How do you guys go about naming your photos?
Late Night Tonight
I’ve decided to stick with my rule of not posting photos from the same country two days in a row (I know I’ve broken it in the past), but I’m desperate to work up some of my Iceland photos. I expect I’ll be up late tonight doing just that. On top of that I was in the middle of redesigning the site when I had to take a break to travel to Iceland. I really want to make a little more progress on that tonight.
For those of you patiently waiting for my tutorial, I did make a lot of progress before leaving. I find I work best on the weekends when I can really dedicate a lot of time to it. I’ll be putting in some more effort this weekend.
Today’s Photo: The Journey
Canoeing down the Lower Zambezi makes use of the old cliché “the journey is half the fun” really come into its own. Drifting casually down the river (while carefully keeping your limbs in the canoe) is punctuated by moments of intense activity and excitement. A lot of the time this is brought on by hippos hanging about in the shallows. The problem posed here is that when hippos get scared they head for deep water. So, if you’re in between the hippos and the deep water, you’ve got a problem. As a result, the approach is simply a bold game of chicken, in which you steer straight at the hippos in an effort to move them into the deep. Other exciting moments resulted from elephants coming down to the water to drink and play, which Chris and I may or may not have gotten dangerously close to. Other times the excitement was that we had an opportunity to get out of the canoes, whether it was to eat lunch, make camp, or go for a swim in a “safe” stretch of river. I say “safe” because, when asked, our guide said we were safe from crocodiles in the shallow water because we could fight off a crocodile there. Now, I don’t know about you, but in my opinion, if I’m having to fight off a crocodile I am already in serious trouble!
This photo was taken at one of the calmer moments as we floated through a narrow channel of the river. I’ve changed my approach to photos with moving subjects. Rather than trying to combine three different exposures I’m working with one RAW. Using Photoshop’s RAW converter I create three images by adjusting the exposure of the original.

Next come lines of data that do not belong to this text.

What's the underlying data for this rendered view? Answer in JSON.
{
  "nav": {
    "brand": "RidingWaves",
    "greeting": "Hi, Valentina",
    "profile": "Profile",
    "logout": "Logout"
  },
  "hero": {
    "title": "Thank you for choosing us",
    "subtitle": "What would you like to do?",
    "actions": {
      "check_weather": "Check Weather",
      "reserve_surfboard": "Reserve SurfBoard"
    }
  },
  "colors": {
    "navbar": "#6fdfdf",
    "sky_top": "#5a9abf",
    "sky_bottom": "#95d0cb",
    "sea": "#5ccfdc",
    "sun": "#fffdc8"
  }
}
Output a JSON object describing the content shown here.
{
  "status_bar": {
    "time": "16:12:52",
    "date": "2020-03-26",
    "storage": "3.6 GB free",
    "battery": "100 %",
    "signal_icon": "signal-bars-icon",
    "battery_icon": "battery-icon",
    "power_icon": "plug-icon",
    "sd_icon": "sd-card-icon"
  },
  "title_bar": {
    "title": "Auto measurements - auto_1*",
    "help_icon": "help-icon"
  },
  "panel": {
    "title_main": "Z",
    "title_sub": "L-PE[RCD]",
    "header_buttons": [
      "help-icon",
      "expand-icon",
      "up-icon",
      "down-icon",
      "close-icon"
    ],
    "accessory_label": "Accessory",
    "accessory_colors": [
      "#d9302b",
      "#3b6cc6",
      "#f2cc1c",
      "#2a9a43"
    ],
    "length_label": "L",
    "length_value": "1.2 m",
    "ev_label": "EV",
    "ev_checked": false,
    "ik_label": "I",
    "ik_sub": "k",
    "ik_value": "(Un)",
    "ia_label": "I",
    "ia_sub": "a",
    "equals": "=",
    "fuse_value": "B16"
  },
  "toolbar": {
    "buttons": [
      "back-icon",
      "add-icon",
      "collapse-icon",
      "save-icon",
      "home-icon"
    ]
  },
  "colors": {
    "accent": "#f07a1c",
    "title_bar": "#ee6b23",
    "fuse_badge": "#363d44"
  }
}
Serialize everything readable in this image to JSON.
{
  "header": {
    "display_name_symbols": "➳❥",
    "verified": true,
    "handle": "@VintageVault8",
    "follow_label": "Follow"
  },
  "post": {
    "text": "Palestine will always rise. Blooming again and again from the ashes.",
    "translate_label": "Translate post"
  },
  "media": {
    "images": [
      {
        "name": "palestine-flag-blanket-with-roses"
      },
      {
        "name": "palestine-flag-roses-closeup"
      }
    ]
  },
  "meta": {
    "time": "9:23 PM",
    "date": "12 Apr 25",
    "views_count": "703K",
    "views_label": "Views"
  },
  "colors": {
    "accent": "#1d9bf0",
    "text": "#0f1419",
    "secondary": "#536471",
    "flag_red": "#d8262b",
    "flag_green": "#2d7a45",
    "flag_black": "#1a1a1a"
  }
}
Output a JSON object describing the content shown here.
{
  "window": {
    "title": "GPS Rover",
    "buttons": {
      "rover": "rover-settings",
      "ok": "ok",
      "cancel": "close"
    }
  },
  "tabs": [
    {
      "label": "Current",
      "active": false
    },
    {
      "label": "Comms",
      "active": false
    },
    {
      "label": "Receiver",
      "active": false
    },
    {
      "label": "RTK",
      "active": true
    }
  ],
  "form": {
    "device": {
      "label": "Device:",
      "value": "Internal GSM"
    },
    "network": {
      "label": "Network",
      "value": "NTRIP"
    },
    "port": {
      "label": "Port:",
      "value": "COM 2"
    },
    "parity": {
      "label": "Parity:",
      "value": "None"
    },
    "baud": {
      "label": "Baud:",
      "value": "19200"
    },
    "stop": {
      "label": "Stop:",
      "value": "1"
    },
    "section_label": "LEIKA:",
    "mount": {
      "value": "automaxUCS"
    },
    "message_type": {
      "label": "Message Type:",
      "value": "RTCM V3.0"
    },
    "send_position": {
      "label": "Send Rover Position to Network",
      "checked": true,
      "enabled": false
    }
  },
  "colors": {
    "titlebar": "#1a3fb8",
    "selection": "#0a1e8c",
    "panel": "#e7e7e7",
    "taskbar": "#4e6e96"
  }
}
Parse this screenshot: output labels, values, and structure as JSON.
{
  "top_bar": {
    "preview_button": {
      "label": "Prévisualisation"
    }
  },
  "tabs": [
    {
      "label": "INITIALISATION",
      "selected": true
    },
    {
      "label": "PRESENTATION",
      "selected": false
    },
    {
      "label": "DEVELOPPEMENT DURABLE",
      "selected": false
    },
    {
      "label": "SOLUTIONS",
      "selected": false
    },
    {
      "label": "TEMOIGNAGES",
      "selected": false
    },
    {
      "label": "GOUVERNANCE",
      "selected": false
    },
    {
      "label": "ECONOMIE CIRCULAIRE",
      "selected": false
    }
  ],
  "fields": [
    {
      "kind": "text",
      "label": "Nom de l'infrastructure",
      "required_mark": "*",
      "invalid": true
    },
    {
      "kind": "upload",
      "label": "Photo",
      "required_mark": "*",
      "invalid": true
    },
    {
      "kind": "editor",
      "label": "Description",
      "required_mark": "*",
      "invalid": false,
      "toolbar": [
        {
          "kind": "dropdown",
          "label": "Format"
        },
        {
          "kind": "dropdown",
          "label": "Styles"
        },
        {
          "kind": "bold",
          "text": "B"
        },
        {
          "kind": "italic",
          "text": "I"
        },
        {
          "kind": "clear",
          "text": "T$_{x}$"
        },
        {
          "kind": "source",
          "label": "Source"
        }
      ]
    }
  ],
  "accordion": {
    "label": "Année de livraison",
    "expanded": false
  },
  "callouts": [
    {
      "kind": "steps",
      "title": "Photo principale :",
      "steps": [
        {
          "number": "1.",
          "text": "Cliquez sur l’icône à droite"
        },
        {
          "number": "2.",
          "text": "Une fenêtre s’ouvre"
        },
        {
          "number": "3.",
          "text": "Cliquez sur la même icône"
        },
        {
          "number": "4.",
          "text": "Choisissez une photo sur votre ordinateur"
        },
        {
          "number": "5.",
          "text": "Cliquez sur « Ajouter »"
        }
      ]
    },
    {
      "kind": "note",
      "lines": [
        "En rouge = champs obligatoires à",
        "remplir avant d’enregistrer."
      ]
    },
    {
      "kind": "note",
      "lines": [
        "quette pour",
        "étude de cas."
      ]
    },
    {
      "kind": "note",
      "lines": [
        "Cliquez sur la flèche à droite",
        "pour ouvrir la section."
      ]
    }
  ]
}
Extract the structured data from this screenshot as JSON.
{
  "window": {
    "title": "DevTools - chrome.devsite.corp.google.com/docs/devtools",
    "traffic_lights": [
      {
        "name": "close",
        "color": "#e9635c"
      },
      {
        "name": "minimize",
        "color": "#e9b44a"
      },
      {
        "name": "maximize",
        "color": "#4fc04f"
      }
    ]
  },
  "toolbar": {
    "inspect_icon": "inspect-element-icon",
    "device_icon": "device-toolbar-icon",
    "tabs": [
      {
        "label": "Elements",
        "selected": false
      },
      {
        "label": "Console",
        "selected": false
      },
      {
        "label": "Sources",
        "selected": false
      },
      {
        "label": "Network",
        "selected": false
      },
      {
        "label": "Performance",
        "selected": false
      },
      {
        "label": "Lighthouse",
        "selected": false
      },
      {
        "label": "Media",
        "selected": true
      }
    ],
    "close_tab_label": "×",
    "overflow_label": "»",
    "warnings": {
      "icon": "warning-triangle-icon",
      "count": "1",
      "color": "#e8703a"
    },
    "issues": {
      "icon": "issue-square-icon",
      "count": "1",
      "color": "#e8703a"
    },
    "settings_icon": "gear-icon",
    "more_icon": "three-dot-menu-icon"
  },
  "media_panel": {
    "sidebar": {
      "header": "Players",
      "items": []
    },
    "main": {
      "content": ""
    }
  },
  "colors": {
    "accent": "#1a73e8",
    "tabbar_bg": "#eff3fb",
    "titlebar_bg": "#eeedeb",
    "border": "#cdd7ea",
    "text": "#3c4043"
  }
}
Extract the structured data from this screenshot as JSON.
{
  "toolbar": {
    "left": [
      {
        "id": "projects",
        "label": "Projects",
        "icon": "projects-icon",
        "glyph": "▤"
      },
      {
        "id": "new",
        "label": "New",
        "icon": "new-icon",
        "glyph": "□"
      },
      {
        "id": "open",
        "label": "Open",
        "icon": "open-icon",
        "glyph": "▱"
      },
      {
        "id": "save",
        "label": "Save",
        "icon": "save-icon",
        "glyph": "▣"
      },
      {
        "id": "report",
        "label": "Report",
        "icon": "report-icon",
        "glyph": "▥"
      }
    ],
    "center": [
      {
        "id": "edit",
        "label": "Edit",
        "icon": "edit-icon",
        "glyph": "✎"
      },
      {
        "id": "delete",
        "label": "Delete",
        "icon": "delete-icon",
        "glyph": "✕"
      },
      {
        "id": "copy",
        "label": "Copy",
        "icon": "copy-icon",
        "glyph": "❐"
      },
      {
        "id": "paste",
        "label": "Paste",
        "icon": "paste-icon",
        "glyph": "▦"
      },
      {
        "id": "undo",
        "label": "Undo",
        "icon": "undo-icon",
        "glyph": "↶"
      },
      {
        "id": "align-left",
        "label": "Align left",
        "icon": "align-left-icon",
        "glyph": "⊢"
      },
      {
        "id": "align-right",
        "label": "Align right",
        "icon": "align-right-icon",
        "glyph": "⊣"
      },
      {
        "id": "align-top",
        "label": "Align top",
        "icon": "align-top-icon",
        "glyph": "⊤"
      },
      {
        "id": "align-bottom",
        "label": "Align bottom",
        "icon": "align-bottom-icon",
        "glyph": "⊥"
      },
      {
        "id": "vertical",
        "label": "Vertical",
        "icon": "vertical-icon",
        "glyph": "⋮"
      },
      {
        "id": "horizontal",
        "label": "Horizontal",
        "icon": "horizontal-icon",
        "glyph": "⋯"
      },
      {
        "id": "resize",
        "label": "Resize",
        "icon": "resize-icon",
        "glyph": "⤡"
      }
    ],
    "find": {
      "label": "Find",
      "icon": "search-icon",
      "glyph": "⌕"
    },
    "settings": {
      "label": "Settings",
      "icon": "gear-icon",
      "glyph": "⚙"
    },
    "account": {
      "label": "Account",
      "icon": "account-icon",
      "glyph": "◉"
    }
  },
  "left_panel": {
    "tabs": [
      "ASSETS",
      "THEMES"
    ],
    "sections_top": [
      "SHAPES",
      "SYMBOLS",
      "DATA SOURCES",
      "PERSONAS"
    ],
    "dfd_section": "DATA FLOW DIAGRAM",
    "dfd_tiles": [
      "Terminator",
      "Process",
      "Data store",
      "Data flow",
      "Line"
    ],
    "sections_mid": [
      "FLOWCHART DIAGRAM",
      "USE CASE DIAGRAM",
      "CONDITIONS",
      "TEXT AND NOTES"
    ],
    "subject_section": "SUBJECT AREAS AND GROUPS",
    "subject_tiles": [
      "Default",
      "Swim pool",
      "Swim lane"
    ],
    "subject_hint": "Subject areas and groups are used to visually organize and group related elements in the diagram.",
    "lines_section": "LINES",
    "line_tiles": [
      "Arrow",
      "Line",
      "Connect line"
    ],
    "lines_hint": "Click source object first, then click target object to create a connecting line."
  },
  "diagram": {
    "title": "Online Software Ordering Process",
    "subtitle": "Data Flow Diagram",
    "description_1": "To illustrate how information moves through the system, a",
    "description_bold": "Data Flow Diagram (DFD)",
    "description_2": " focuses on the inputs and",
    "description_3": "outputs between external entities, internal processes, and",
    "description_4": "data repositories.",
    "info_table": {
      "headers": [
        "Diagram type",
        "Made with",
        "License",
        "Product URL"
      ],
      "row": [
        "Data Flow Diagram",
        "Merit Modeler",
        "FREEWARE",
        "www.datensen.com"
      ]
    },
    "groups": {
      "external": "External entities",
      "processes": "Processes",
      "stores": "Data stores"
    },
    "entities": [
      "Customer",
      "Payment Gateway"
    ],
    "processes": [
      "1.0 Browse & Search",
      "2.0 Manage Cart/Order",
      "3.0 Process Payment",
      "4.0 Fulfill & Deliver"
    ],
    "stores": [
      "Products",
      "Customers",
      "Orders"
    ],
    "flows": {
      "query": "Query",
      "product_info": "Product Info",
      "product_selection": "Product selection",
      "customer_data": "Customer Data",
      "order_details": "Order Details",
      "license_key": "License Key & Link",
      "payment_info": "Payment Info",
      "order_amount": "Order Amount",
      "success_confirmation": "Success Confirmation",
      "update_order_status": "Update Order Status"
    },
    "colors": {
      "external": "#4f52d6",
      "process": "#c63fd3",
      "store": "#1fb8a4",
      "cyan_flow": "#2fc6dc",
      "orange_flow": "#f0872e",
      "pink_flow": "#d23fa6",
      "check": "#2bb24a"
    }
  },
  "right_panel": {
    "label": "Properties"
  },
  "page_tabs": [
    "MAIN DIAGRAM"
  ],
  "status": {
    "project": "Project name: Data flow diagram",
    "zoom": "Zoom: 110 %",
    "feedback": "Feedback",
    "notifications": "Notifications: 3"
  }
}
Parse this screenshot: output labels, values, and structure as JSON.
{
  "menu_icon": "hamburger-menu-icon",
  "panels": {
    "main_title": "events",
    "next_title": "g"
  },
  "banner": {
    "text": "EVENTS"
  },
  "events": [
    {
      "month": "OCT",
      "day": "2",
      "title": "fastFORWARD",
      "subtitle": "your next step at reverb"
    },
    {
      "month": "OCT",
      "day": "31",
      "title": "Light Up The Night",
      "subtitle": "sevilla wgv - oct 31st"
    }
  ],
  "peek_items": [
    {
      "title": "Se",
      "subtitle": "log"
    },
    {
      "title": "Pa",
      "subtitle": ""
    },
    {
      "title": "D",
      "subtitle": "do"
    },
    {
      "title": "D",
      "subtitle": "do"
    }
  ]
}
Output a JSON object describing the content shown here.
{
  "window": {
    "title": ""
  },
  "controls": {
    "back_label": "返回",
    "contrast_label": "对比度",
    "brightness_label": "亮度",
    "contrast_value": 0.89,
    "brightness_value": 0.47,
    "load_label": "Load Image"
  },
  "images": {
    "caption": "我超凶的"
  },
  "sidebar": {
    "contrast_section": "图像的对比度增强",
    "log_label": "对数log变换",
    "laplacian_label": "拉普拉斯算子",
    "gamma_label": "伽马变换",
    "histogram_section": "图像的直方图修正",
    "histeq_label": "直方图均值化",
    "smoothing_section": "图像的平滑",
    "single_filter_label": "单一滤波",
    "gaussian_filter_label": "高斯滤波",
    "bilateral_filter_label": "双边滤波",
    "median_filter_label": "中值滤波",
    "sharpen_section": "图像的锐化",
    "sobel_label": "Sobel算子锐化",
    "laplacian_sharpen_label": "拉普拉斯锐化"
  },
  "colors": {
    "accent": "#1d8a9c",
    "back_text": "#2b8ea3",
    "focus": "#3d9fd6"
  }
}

Then I combine these three images using Photomatix. This way, I don’t have to deal with loads of ghosting issues. If you look through my gorilla photos by clicking the category to the right, the last few have employed this method and you should be able to see an improvement over my earlier attempts.
I’m back home from Iceland now so can get back to my daily photo posting. It was difficult to get them done while in Iceland as any time that I wasn’t desperate for a few hours sleep I was out exploring. I’m looking forward to processing and posting the photos I took there. That being said, I’m still pretty worn out so you get a quick post today and a photo of a really cute, fuzzy Gorilla.